Pfarrer Kock wurde nach einer gesundheitsbedingten Haftunterbrechung ab 9. Juli 1940 – lebensgefährliches Bronchialasthma in einer Einzelzelle –– ab 29. Januar 1941 zur weiteren Strafverbüßung nach Karlau gebracht, wo er unter etwas besseren Bedingungen bis 2. September 1941 in Haft gehalten wurde. Die zwei Mal geplante Überstellung in das Konzentrationslager Buchenwald kam nicht zustande. Er konnte durch die ständigen und unerschrockenen Bemühungen seiner Ehefrau Emilie Kock bei kirchlichen und staatlichen Stellen zur Bewährung entlassen werden Nach einer durch einen ehemaligen Presbyter aus Voitsberg vermittelten kurzfristigen Arbeitsstelle – Gemeindeglieder und andere Teile der Bevölkerung aus Voitsberg unterstützten die Familie während der Haftzeit nach Möglichkeit – wurde Pfarrer Kock Anfang 1942 zum Wehrdienst eingezogen und musste zunächst wegen seiner Sprachkenntnisse in der Briefzensur, ab August 1942 in der Abwehrstelle des Wiener Wehrkreiskommandos Dienst tun. Er konnte in dieser Position durch seine Gestapoerfahrungen einen seiner Vorgesetzten, Robert Prinz Arenberg, aus den Untersuchungen nach dem Attentat auf Adolf Hitler vom 20. Juli 1944 heraushalten und verheimlichte bei einer anderen Gelegenheit die geheime Zeitschrift von französischen Kriegsgefangenen. Ein Monat vor Kriegsende desertierte er und schlug sich zu seiner Familie in Klosterneuburg durch.

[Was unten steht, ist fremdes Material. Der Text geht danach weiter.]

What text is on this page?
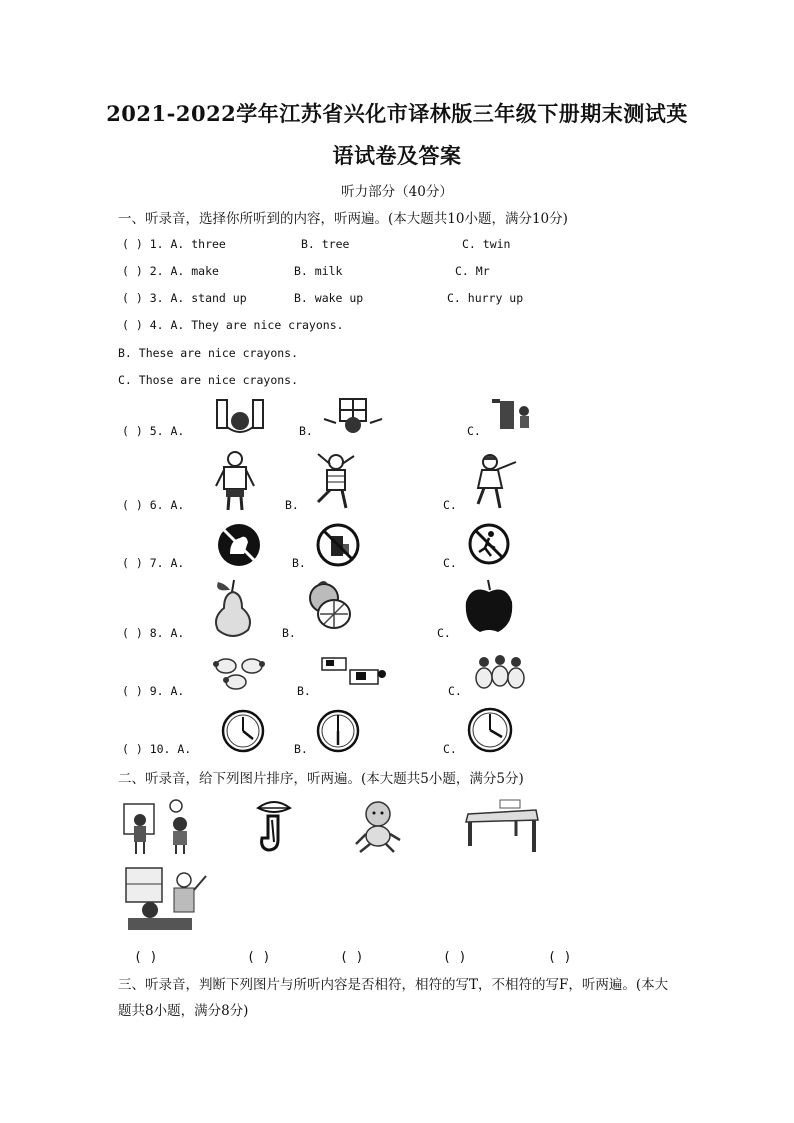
2021-2022学年江苏省兴化市译林版三年级下册期末测试英
语试卷及答案
听力部分（40分）
一、听录音，选择你所听到的内容，听两遍。(本大题共10小题，满分10分)
( ) 1. A. three	B. tree	C. twin
( ) 2. A. make	B. milk	C. Mr
( ) 3. A. stand up	B. wake up	C. hurry up
( ) 4. A. They are nice crayons.
B. These are nice crayons.
C. Those are nice crayons.
( ) 5. A.	B.	C.
( ) 6. A.	B.	C.
( ) 7. A.	B.	C.
( ) 8. A.	B.	C.
( ) 9. A.	B.	C.
( ) 10. A.	B.	C.
二、听录音，给下列图片排序，听两遍。(本大题共5小题，满分5分)
( )	( )	( )	( )	( )
三、听录音，判断下列图片与所听内容是否相符，相符的写T，不相符的写F，听两遍。(本大题共8小题，满分8分)
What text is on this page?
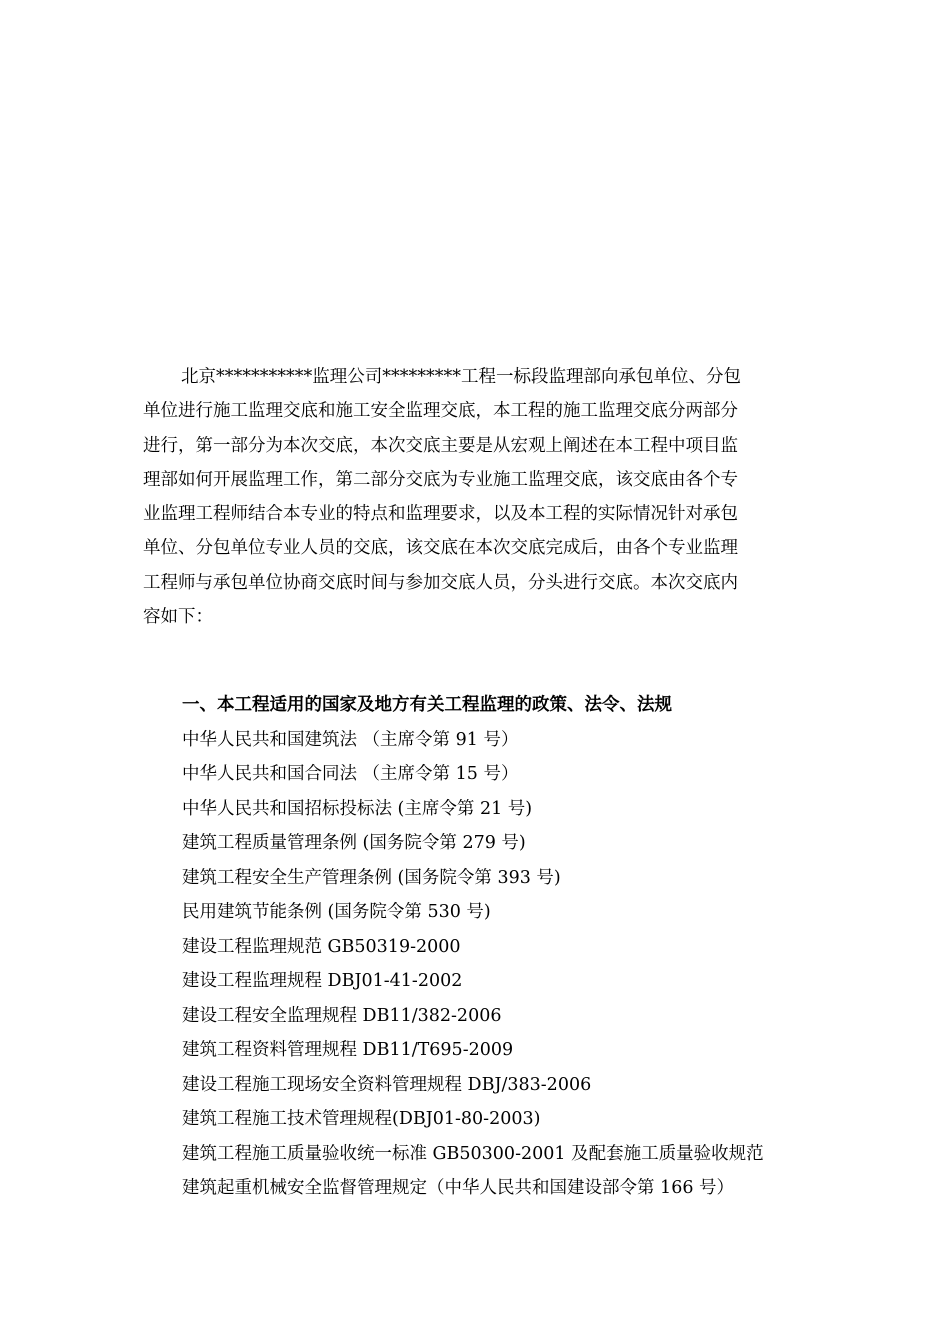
北京***********监理公司*********工程一标段监理部向承包单位、分包
单位进行施工监理交底和施工安全监理交底，本工程的施工监理交底分两部分
进行，第一部分为本次交底，本次交底主要是从宏观上阐述在本工程中项目监
理部如何开展监理工作，第二部分交底为专业施工监理交底，该交底由各个专
业监理工程师结合本专业的特点和监理要求，以及本工程的实际情况针对承包
单位、分包单位专业人员的交底，该交底在本次交底完成后，由各个专业监理
工程师与承包单位协商交底时间与参加交底人员，分头进行交底。本次交底内
容如下：
一、本工程适用的国家及地方有关工程监理的政策、法令、法规
中华人民共和国建筑法 （主席令第 91 号）
中华人民共和国合同法 （主席令第 15 号）
中华人民共和国招标投标法 (主席令第 21 号)
建筑工程质量管理条例 (国务院令第 279 号)
建筑工程安全生产管理条例 (国务院令第 393 号)
民用建筑节能条例 (国务院令第 530 号)
建设工程监理规范 GB50319-2000
建设工程监理规程 DBJ01-41-2002
建设工程安全监理规程 DB11/382-2006
建筑工程资料管理规程 DB11/T695-2009
建设工程施工现场安全资料管理规程 DBJ/383-2006
建筑工程施工技术管理规程(DBJ01-80-2003)
建筑工程施工质量验收统一标准 GB50300-2001 及配套施工质量验收规范
建筑起重机械安全监督管理规定（中华人民共和国建设部令第 166 号）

Sofort nach dem Ende der NS-Herrschaft berief ihn Bischof D. Gerhard May zurück in den kirchlichen Dienst und beauftragte ihn mit der Krankenhausseelsorge in Wien, 1946 – 1951 zusätzlich als Gefängnispfarrer. Bis zum Ruhestand wirkte Pfarrer Kock als Krankenhausseelsorger und beteiligte sich ab 1969 an den Telefonpredigten der Wiener Stadtmission, aus denen eine Auswahl 1972 gedruckt erschienen sind. Sein seelsorgerlicher und sozialer Einsatz in der Krankenhausarbeit fand hohe Anerkennung bei Patienten, Familienangehörigen und beim Personal. In der Evangelischen Kirche blieb er durch sein unerschrockenes demokratisches Engagement ein Außenseiter.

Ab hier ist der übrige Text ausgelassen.